Per rafforzare la partecipazione all’Unione Europea vanno poi finalmente completate l’Unione Bancaria (con la garanzia unica dei depositi) e l’Unione Fiscale, vera chiave di volta per creare un sistema unico tributario senza paradisi all’interno stesso dell’Eurozona. Solo così si potranno fronteggiare le grandi multinazionali over the top dell’economia digitale.
Dal punto di vista politico, si deve poi modificare la legge elettorale europea, prevedendo l’elezione diretta del presidente della Commissione, dare vero potere legislativo al Parlamento Europeo e prevedere l’istituzione del ministro unico del tesoro che possa emettere Eurobond, debito comune europeo. Solo così si potrà arrivare ad una federazione europea di stati.
Per quanto riguarda la società, serve la messa a punto di alcuni sistemi che prevedano, oltre allo ius soli nazionale, anche un sistema di riconoscimento di cittadinanza europea, mentre è urgente la messa a punto si una riforma dei sistemi di sicurezza interni che vadano verso l’istituzione di una Fbi comunitaria.
Se la Difesa unica è un caposaldo di ogni azione di integrazione europea, va pensata anche una forma di reintroduzione di servizio di leva obbligatorio con fini civici ma a livello comunitario.

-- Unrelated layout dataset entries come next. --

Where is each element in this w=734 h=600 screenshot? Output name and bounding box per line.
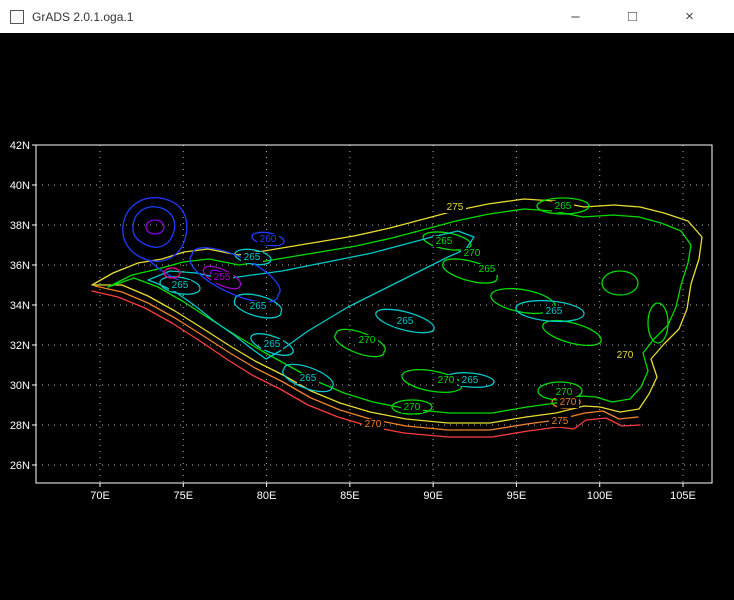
contour-label: 270 — [617, 350, 634, 361]
axis-ticks — [32, 145, 683, 487]
window-icon — [10, 10, 24, 24]
contour-label: 270 — [464, 248, 481, 259]
contour-label: 265 — [555, 201, 572, 212]
x-axis-label: 70E — [90, 490, 110, 502]
minimize-button[interactable]: – — [547, 0, 604, 33]
window-title: GrADS 2.0.1.oga.1 — [32, 10, 133, 24]
contour-label: 270 — [560, 397, 577, 408]
contour-label: 265 — [244, 252, 261, 263]
close-button[interactable]: × — [661, 0, 718, 33]
contour-label: 265 — [397, 316, 414, 327]
axis-labels: 70E 75E 80E 85E 90E 95E 100E 105E 42N 40N 38N 36N 34… — [10, 140, 696, 502]
plot-border — [36, 145, 712, 483]
contour-label: 265 — [300, 373, 317, 384]
contour-275 — [92, 199, 702, 423]
x-axis-label: 100E — [587, 490, 613, 502]
y-axis-label: 40N — [10, 180, 30, 192]
contour-label: 270 — [404, 402, 421, 413]
y-axis-label: 30N — [10, 380, 30, 392]
contour-label: 270 — [438, 375, 455, 386]
y-axis-label: 34N — [10, 300, 30, 312]
y-axis-label: 36N — [10, 260, 30, 272]
contour-plot: 70E 75E 80E 85E 90E 95E 100E 105E 42N 40N 38N 36N 34… — [0, 33, 734, 600]
grid-lines — [36, 145, 712, 483]
x-axis-label: 80E — [257, 490, 277, 502]
contour-255 — [146, 220, 164, 234]
y-axis-label: 28N — [10, 420, 30, 432]
y-axis-label: 26N — [10, 460, 30, 472]
contour-label: 275 — [447, 202, 464, 213]
contour-label: 265 — [479, 264, 496, 275]
contour-270 — [543, 321, 601, 346]
grads-display-canvas: 70E 75E 80E 85E 90E 95E 100E 105E 42N 40N 38N 36N 34… — [0, 33, 734, 600]
contour-label: 270 — [359, 335, 376, 346]
y-axis-label: 32N — [10, 340, 30, 352]
contour-label: 265 — [264, 339, 281, 350]
x-axis-label: 90E — [423, 490, 443, 502]
contour-260 — [133, 207, 175, 247]
y-axis-label: 38N — [10, 220, 30, 232]
contour-label: 270 — [365, 419, 382, 430]
contour-label: 265 — [462, 375, 479, 386]
y-axis-label: 42N — [10, 140, 30, 152]
contour-label: 260 — [260, 234, 277, 245]
contour-label: 265 — [546, 306, 563, 317]
maximize-button[interactable]: □ — [604, 0, 661, 33]
x-axis-label: 105E — [670, 490, 696, 502]
window-titlebar[interactable]: GrADS 2.0.1.oga.1 – □ × — [0, 0, 734, 33]
window-controls: – □ × — [547, 0, 734, 33]
contour-label: 255 — [214, 272, 231, 283]
contour-label: 275 — [552, 416, 569, 427]
x-axis-label: 75E — [173, 490, 193, 502]
contour-270 — [648, 303, 668, 343]
contour-label: 265 — [250, 301, 267, 312]
contour-label: 265 — [436, 236, 453, 247]
x-axis-label: 95E — [507, 490, 527, 502]
contour-270 — [602, 271, 638, 295]
x-axis-label: 85E — [340, 490, 360, 502]
contour-label: 265 — [172, 280, 189, 291]
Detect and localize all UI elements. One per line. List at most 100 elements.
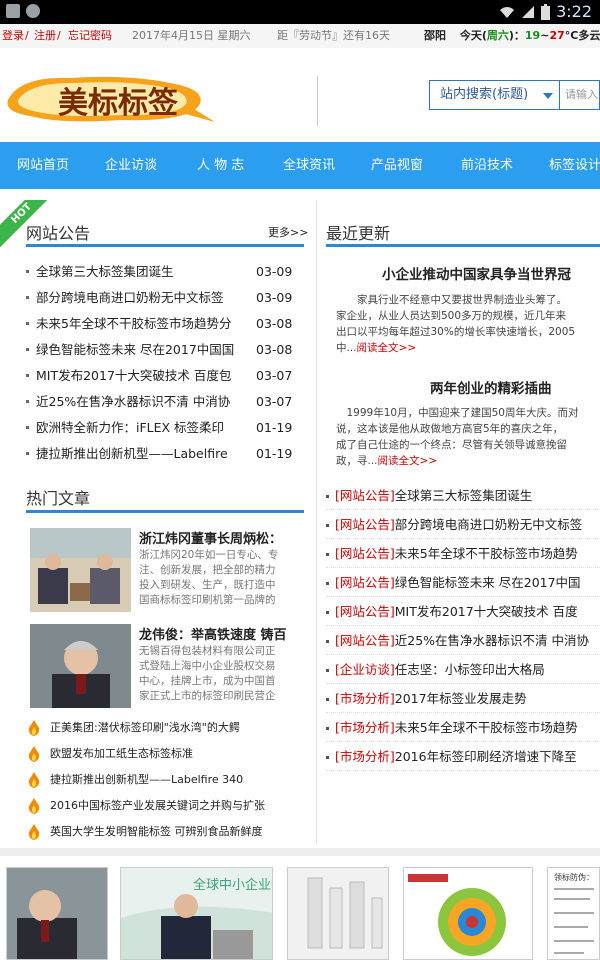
notice-item[interactable]: 近25%在售净水器标识不清 中消协 03-07 <box>26 389 296 415</box>
recent-title-underline <box>326 244 600 247</box>
notice-title: 未来5年全球不干胶标签市场趋势分 <box>36 316 232 331</box>
bullet <box>326 640 329 643</box>
clock: 3:22 <box>556 2 592 21</box>
status-bar: 3:22 <box>0 0 600 24</box>
featured-article-title[interactable]: 龙伟俊：举高铁速度 铸百 <box>139 624 299 643</box>
notice-title-underline <box>26 244 304 247</box>
hot-list-item[interactable]: 欧盟发布加工纸生态标签标准 <box>26 741 306 767</box>
gallery-image <box>7 868 107 959</box>
hot-list-item[interactable]: 英国大学生发明智能标签 可辨别食品新鲜度 <box>26 819 306 845</box>
hot-list-item[interactable]: 捷拉斯推出创新机型——Labelfire 340 <box>26 767 306 793</box>
read-more-link[interactable]: 阅读全文>> <box>357 342 417 354</box>
nav-item-global-news[interactable]: 全球资讯 <box>283 142 335 189</box>
notice-item[interactable]: 捷拉斯推出创新机型——Labelfire 01-19 <box>26 441 296 467</box>
notice-item[interactable]: 全球第三大标签集团诞生 03-09 <box>26 259 296 285</box>
fire-icon <box>28 824 40 840</box>
summary-line: 中心，挂牌上市，成为中国首 <box>139 675 276 687</box>
summary-line: 注、创新发展，把全部的精力 <box>139 564 276 576</box>
summary-line: 家正式上市的标签印刷民营企 <box>139 690 276 702</box>
notice-title: 捷拉斯推出创新机型——Labelfire <box>36 446 228 461</box>
recent-link-item[interactable]: [企业访谈]任志坚：小标签印出大格局 <box>326 655 600 684</box>
category-tag[interactable]: [网站公告] <box>335 604 395 619</box>
recent-link-item[interactable]: [网站公告]绿色智能标签未来 尽在2017中国 <box>326 568 600 597</box>
gallery-thumb-portrait[interactable] <box>6 867 108 960</box>
notice-item[interactable]: 部分跨境电商进口奶粉无中文标签 03-09 <box>26 285 296 311</box>
bullet <box>326 727 329 730</box>
section-separator <box>0 848 600 856</box>
summary-line: 中... <box>336 342 357 354</box>
bullet <box>26 452 29 455</box>
weather-city: 邵阳 <box>424 29 446 42</box>
holiday-countdown: 距『劳动节』还有16天 <box>277 29 390 42</box>
search-input[interactable]: 请输入 <box>560 80 600 110</box>
nav-item-label-design[interactable]: 标签设计 <box>549 142 600 189</box>
category-tag[interactable]: [企业访谈] <box>335 662 395 677</box>
search-scope-select[interactable]: 站内搜索(标题) <box>429 80 560 110</box>
category-tag[interactable]: [网站公告] <box>335 517 395 532</box>
recent-link-item[interactable]: [市场分析]未来5年全球不干胶标签市场趋势 <box>326 713 600 742</box>
summary-line: 国商标标签印刷机第一品牌的 <box>139 594 276 606</box>
register-link[interactable]: 注册 <box>34 24 56 48</box>
gallery-thumb-summit[interactable]: 全球中小企业峰会 <box>120 867 273 960</box>
recent-link-item[interactable]: [网站公告]全球第三大标签集团诞生 <box>326 481 600 510</box>
notice-title: 近25%在售净水器标识不清 中消协 <box>36 394 231 409</box>
summary-line: 浙江炜冈20年如一日专心、专 <box>139 549 279 561</box>
notice-date: 03-09 <box>256 264 293 279</box>
recent-link-title: 全球第三大标签集团诞生 <box>394 488 533 503</box>
bullet <box>326 553 329 556</box>
notice-item[interactable]: 未来5年全球不干胶标签市场趋势分 03-08 <box>26 311 296 337</box>
category-tag[interactable]: [市场分析] <box>335 691 395 706</box>
recent-link-item[interactable]: [网站公告]近25%在售净水器标识不清 中消协 <box>326 626 600 655</box>
login-link[interactable]: 登录 <box>2 24 24 48</box>
recent-link-item[interactable]: [市场分析]2017年标签业发展走势 <box>326 684 600 713</box>
gallery-thumb-product[interactable] <box>287 867 389 960</box>
nav-item-interviews[interactable]: 企业访谈 <box>105 142 157 189</box>
recent-feature-title[interactable]: 小企业推动中国家具争当世界冠 <box>382 263 571 283</box>
recent-link-title: 近25%在售净水器标识不清 中消协 <box>394 633 590 648</box>
gallery-thumb-document[interactable]: 领标防伪： <box>547 867 600 960</box>
forgot-password-link[interactable]: 忘记密码 <box>68 24 112 48</box>
category-tag[interactable]: [网站公告] <box>335 575 395 590</box>
recent-link-item[interactable]: [网站公告]未来5年全球不干胶标签市场趋势 <box>326 539 600 568</box>
summary-line: 投入到研发、生产，既打造中 <box>139 579 276 591</box>
category-tag[interactable]: [市场分析] <box>335 720 395 735</box>
notice-item[interactable]: 绿色智能标签未来 尽在2017中国国 03-08 <box>26 337 296 363</box>
site-logo[interactable]: 美标标签 <box>0 70 255 128</box>
recent-link-item[interactable]: [市场分析]2016年标签印刷经济增速下降至 <box>326 742 600 771</box>
battery-icon <box>541 3 551 20</box>
summary-line: 家企业，从业人员达到500多万的规模，近几年来 <box>336 310 567 322</box>
search-scope-label: 站内搜索(标题) <box>440 87 529 102</box>
notice-more-link[interactable]: 更多>> <box>268 224 308 240</box>
bullet <box>26 348 29 351</box>
bullet <box>326 524 329 527</box>
hot-list-title: 2016中国标签产业发展关键词之并购与扩张 <box>50 799 265 812</box>
article-photo-interview[interactable] <box>30 528 131 612</box>
category-tag[interactable]: [市场分析] <box>335 749 395 764</box>
nav-item-home[interactable]: 网站首页 <box>17 142 69 189</box>
hot-list-item[interactable]: 2016中国标签产业发展关键词之并购与扩张 <box>26 793 306 819</box>
notice-item[interactable]: 欧洲特全新力作：iFLEX 标签柔印 01-19 <box>26 415 296 441</box>
featured-article-title[interactable]: 浙江炜冈董事长周炳松： <box>139 528 299 547</box>
article-photo-image <box>30 528 131 612</box>
temp-high: 27 <box>549 29 565 42</box>
header-divider <box>317 76 318 126</box>
recent-link-item[interactable]: [网站公告]MIT发布2017十大突破技术 百度 <box>326 597 600 626</box>
summary-line: 家具行业不经意中又要拔世界制造业头筹了。 <box>336 294 567 306</box>
hot-list-item[interactable]: 正美集团:潜伏标签印刷"浅水湾"的大鳄 <box>26 715 306 741</box>
nav-item-products[interactable]: 产品视窗 <box>371 142 423 189</box>
recent-feature-title[interactable]: 两年创业的精彩插曲 <box>430 377 552 397</box>
shield-notification-icon <box>26 4 40 18</box>
category-tag[interactable]: [网站公告] <box>335 488 395 503</box>
category-tag[interactable]: [网站公告] <box>335 546 395 561</box>
recent-link-item[interactable]: [网站公告]部分跨境电商进口奶粉无中文标签 <box>326 510 600 539</box>
gallery-thumb-diagram[interactable] <box>403 867 533 960</box>
recent-feature-summary: 1999年10月，中国迎来了建国50周年大庆。而对 说，这本该是他从政做地方高官… <box>336 405 600 469</box>
article-photo-image <box>30 624 131 708</box>
notice-date: 01-19 <box>256 420 293 435</box>
nav-item-frontier-tech[interactable]: 前沿技术 <box>461 142 513 189</box>
article-photo-portrait[interactable] <box>30 624 131 708</box>
category-tag[interactable]: [网站公告] <box>335 633 395 648</box>
read-more-link[interactable]: 阅读全文>> <box>378 455 438 467</box>
nav-item-people[interactable]: 人 物 志 <box>197 142 244 189</box>
notice-item[interactable]: MIT发布2017十大突破技术 百度包 03-07 <box>26 363 296 389</box>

Parimenti va sbloccato il piano di ricollocamento dei migranti che non può ricadere sull’Italia e sugli altri paesi del Mediterraneo. Per questo le minacciate procedure d’infrazione nei confronti dei paesi che non accettano di accogliere gli immigrati devono essere accompagnate da un taglio lineare del 10% dei fondi comunitari. Solo così, insieme alla costituzione di una Fbi europea e ad un esercito comune, si preserveranno i confini dell’Unione Europea. In conclusione, queste sei scosse spiegate nelle tre parti della proposta della Nuova Europa, dispiegate con altrettante leggi delega che vadano a ricoprire tutti i restanti settori dell’economia e della società italiana, costituiscono un unico corpo di riforme all’insegna di un principio valido per tutti: Italia come patria, Europa come nazione.